Tuesday, 14 October 2014

Review: The City of Light by Steve Griffin

Book: The City of Lights- The Secret of the Tirthas

Author: Steve Griffin

Pages: 266

I Read it On: My iPad

I Read it in: 3 hours

Disclosure: Steve reached out to us and asked if we would like to review his debut novel. The premise seemed interesting and so, we said yes. Steve kindly sent us an ARC (advanced reader's copy) of the book, which is what we read. The thoughts and review below are entirely our own.

Plot Summary: Bored, bored, bored... 13-year-old Lizzie Jones expects a lifetime of tedium when she moves to her great-uncle's cottage deep in the English countryside. But then she discovers a magical portal to the ancient Indian city of Kashi hidden in the cottage's mysterious 'garden of rooms'.

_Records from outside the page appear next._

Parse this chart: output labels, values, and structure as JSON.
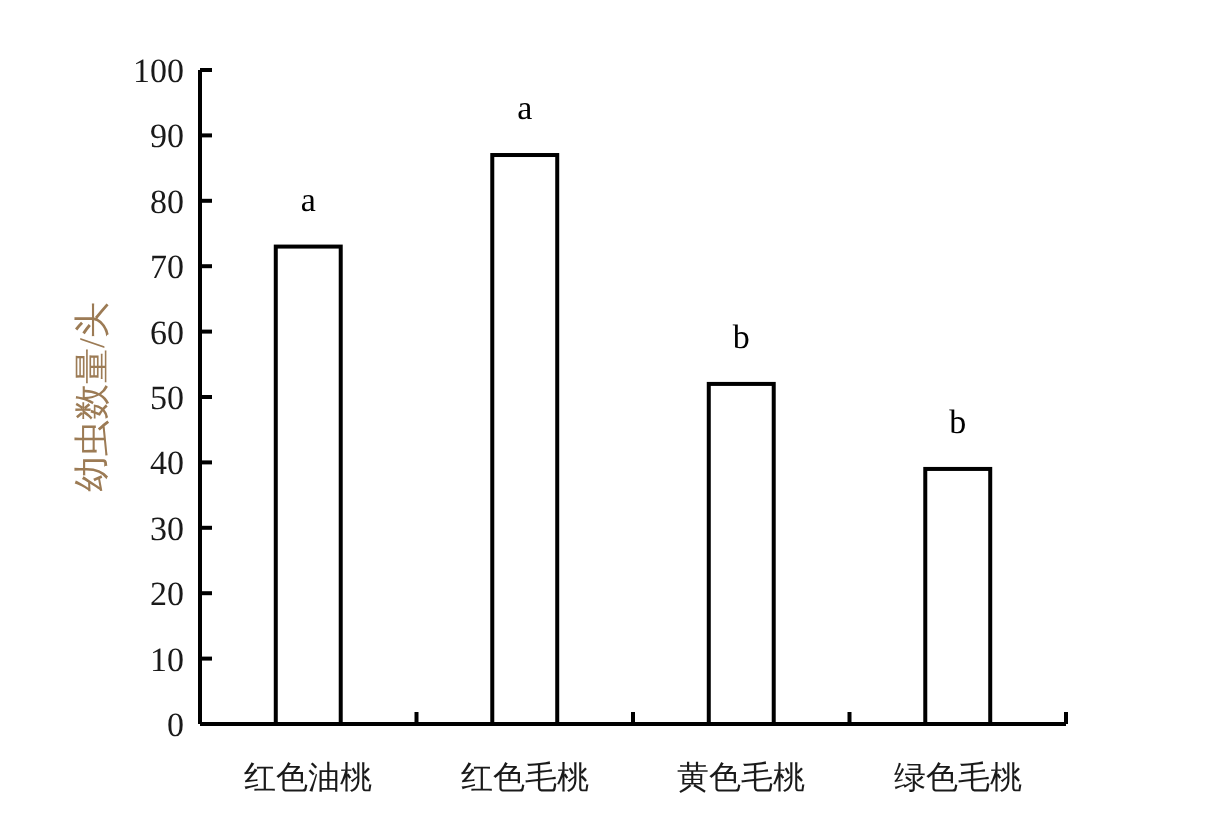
{
  "chart_data": {
    "type": "bar",
    "ylabel": "幼虫数量/头",
    "categories": [
      "红色油桃",
      "红色毛桃",
      "黄色毛桃",
      "绿色毛桃"
    ],
    "values": [
      73,
      87,
      52,
      39
    ],
    "color": "#ffffff",
    "ylim": [
      0,
      100
    ],
    "yticks": [
      0,
      10,
      20,
      30,
      40,
      50,
      60,
      70,
      80,
      90,
      100
    ],
    "annotations": [
      {
        "text": "a",
        "x": "红色油桃",
        "y": 73
      },
      {
        "text": "a",
        "x": "红色毛桃",
        "y": 87
      },
      {
        "text": "b",
        "x": "黄色毛桃",
        "y": 52
      },
      {
        "text": "b",
        "x": "绿色毛桃",
        "y": 39
      }
    ]
  }
}
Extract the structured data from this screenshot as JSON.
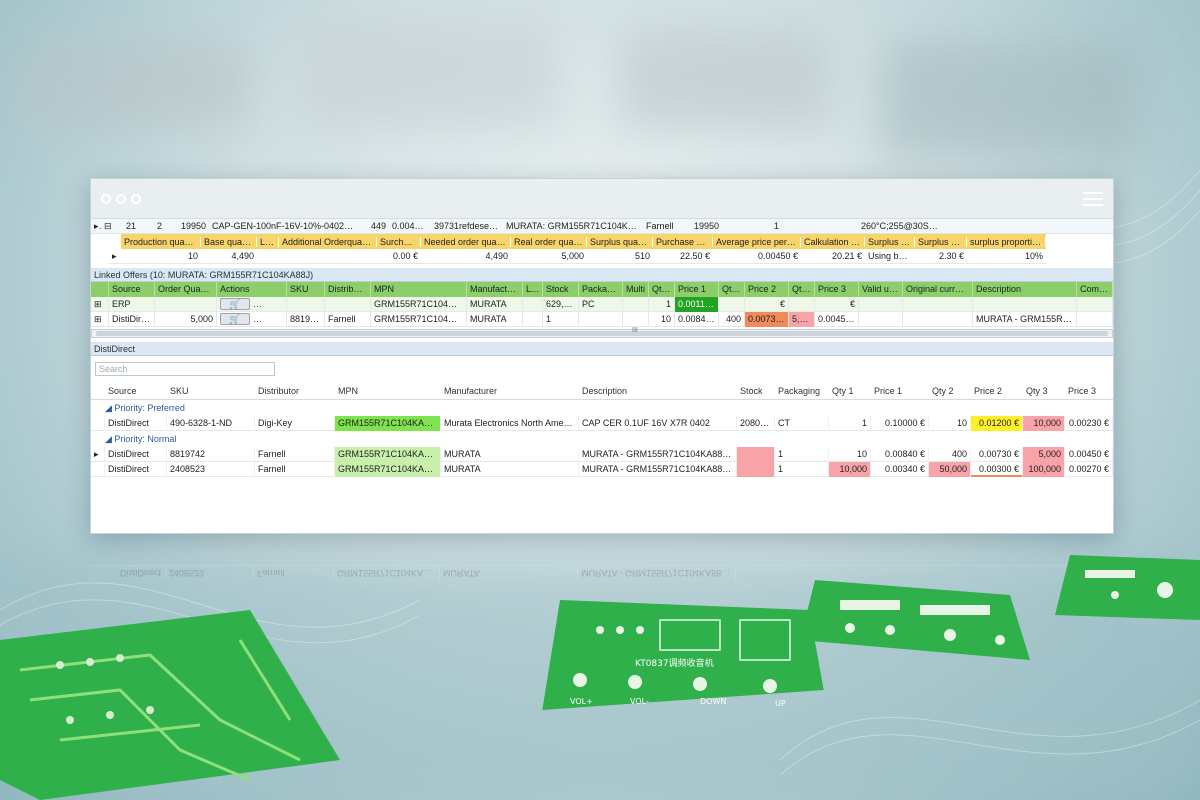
{
  "main_row": [
    "21",
    "2",
    "19950",
    "CAP-GEN-100nF-16V-10%-0402-X...",
    "449",
    "0.00450 €",
    "39731refdesed01",
    "MURATA: GRM155R71C104KA88J",
    "Farnell",
    "19950",
    "1",
    "260°C;255@30SEC"
  ],
  "summary_headers": [
    "Production quantity",
    "Base quantity",
    "Loss",
    "Additional Orderquantity",
    "Surcharge",
    "Needed order quantity",
    "Real order quantity",
    "Surplus quantity",
    "Purchase costs",
    "Average price per unit",
    "Calkulation sum",
    "Surplus type",
    "Surplus sum",
    "surplus proportion"
  ],
  "summary_values": [
    "10",
    "4,490",
    "",
    "",
    "0.00 €",
    "4,490",
    "5,000",
    "510",
    "22.50 €",
    "0.00450 €",
    "20.21 €",
    "Using by us",
    "2.30 €",
    "10%"
  ],
  "linked_title": "Linked Offers (10: MURATA: GRM155R71C104KA88J)",
  "linked_headers": [
    "Source",
    "Order Quantity",
    "Actions",
    "SKU",
    "Distributor",
    "MPN",
    "Manufacturer",
    "LTD",
    "Stock",
    "Packaging",
    "Multi",
    "Qty 1",
    "Price 1",
    "Qty 2",
    "Price 2",
    "Qty 3",
    "Price 3",
    "Valid until",
    "Original currency",
    "Description",
    "Comment"
  ],
  "linked_rows": [
    {
      "source": "ERP",
      "order_qty": "",
      "sku": "",
      "distributor": "",
      "mpn": "GRM155R71C104KA88J",
      "manufacturer": "MURATA",
      "ltd": "",
      "stock": "629,285",
      "packaging": "PC",
      "multi": "",
      "qty1": "1",
      "price1": "0.00110 €",
      "qty2": "",
      "price2": "€",
      "qty3": "",
      "price3": "€",
      "valid": "",
      "currency": "",
      "description": "",
      "comment": ""
    },
    {
      "source": "DistiDirect",
      "order_qty": "5,000",
      "sku": "8819742",
      "distributor": "Farnell",
      "mpn": "GRM155R71C104KA88D",
      "manufacturer": "MURATA",
      "ltd": "",
      "stock": "1",
      "packaging": "",
      "multi": "",
      "qty1": "10",
      "price1": "0.00840 €",
      "qty2": "400",
      "price2": "0.00730 €",
      "qty3": "5,000",
      "price3": "0.00450 €",
      "valid": "",
      "currency": "",
      "description": "MURATA - GRM155R71...",
      "comment": ""
    }
  ],
  "scroll_grip": "III",
  "disti_title": "DistiDirect",
  "search_placeholder": "Search",
  "disti_headers": [
    "Source",
    "SKU",
    "Distributor",
    "MPN",
    "Manufacturer",
    "Description",
    "Stock",
    "Packaging",
    "Qty 1",
    "Price 1",
    "Qty 2",
    "Price 2",
    "Qty 3",
    "Price 3"
  ],
  "group_preferred": "Priority: Preferred",
  "group_normal": "Priority: Normal",
  "preferred_rows": [
    {
      "source": "DistiDirect",
      "sku": "490-6328-1-ND",
      "distributor": "Digi-Key",
      "mpn": "GRM155R71C104KA88J",
      "manufacturer": "Murata Electronics North America",
      "description": "CAP CER 0.1UF 16V X7R 0402",
      "stock": "2080989",
      "packaging": "CT",
      "qty1": "1",
      "price1": "0.10000 €",
      "qty2": "10",
      "price2": "0.01200 €",
      "qty3": "10,000",
      "price3": "0.00230 €"
    }
  ],
  "normal_rows": [
    {
      "source": "DistiDirect",
      "sku": "8819742",
      "distributor": "Farnell",
      "mpn": "GRM155R71C104KA88D",
      "manufacturer": "MURATA",
      "description": "MURATA - GRM155R71C104KA88D - K...",
      "stock": "",
      "packaging": "1",
      "qty1": "10",
      "price1": "0.00840 €",
      "qty2": "400",
      "price2": "0.00730 €",
      "qty3": "5,000",
      "price3": "0.00450 €"
    },
    {
      "source": "DistiDirect",
      "sku": "2408523",
      "distributor": "Farnell",
      "mpn": "GRM155R71C104KA88D",
      "manufacturer": "MURATA",
      "description": "MURATA - GRM155R71C104KA88D - K...",
      "stock": "",
      "packaging": "1",
      "qty1": "10,000",
      "price1": "0.00340 €",
      "qty2": "50,000",
      "price2": "0.00300 €",
      "qty3": "100,000",
      "price3": "0.00270 €"
    }
  ],
  "pcb_labels": {
    "board_label": "KT0837调频收音机",
    "vol_plus": "VOL+",
    "vol_minus": "VOL-",
    "down": "DOWN",
    "up": "UP"
  },
  "colors": {
    "header_yellow": "#f8d56a",
    "header_green": "#8ccf6a",
    "mpn_green": "#7fe24f",
    "price_yellow": "#ffef2a",
    "qty_pink": "#f7a3a8",
    "price_orange": "#f08a5a",
    "pcb_green": "#2fb04a"
  }
}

Lizzie soon becomes caught up in the search for the Pisaca of Kashi - a demonic killer preying on street children in the sacred 'City of Light'.

Can she stop the murderer using the portal to evade capture - and put an end to the killings?

What I Liked: Loads of things to like about this book:

1. I was chuffed to read a well-written mystery book, which could be enjoyed not only by 10-15 year olds but also by older readers. It reminded me of being ten and reading the Famous Five, Secret Seven and other such stories about intrepid children having adventures and solving crimes. 

2. The writing is very good. It is clear, the story moves along smoothly and really fast and there is nothing superfluous in the book. The story holds your attention and you get pulled into the fantastical world where multiple cultures are connected to one exotic garden in Herefordshire. 

3. Lizzie- our protagonist- is gutsy and smart but never smug or annoying. She is very real- she is often afraid and worried- but eventually driven by doing the right thing, she overcomes her fears and undertakes a daunting journey to stop killings half way across the world. She is a lovely, smart voice and I was so happy to read about a character like her. 

4. The build up of fantastical tirthas- supposed mystical spots on the earth where multiple realms meet- was also nicely done. I don't want to spoil the book by furnishing more details here, but the build up to explaining what the tirthas are and how they are connected was nicely done. 

5. The other characters, in the UK and in Kashi, were also well-crafted and fun. 

6. Kashi's essence was well captured. The author states upfront that he has taken some liberties with the layout of the city- but I felt that he was pretty spot on when it came to describing parts of the old city/ riverfront areas of Kashi/Varanasi. 

What I Didn't Like: The actual 'Pisaca' (loosely translated to 'demon/she-demon') was pretty easy to guess. Now, that is not really a real negative, given the book is meant for a younger reader and I am a pretty avid crime/mystery/thriller reader :). 

Also, the gratuitous elephant (though he did have a bigger purpose) in the story played to the India-land-of-snakes-and-elephants stereotype, which was amusing but not really necessary. 

Rating: 4/5 

Would highly recommend this book for anyone looking for something fun and well-written, especially for kids but not necessarily limited to them.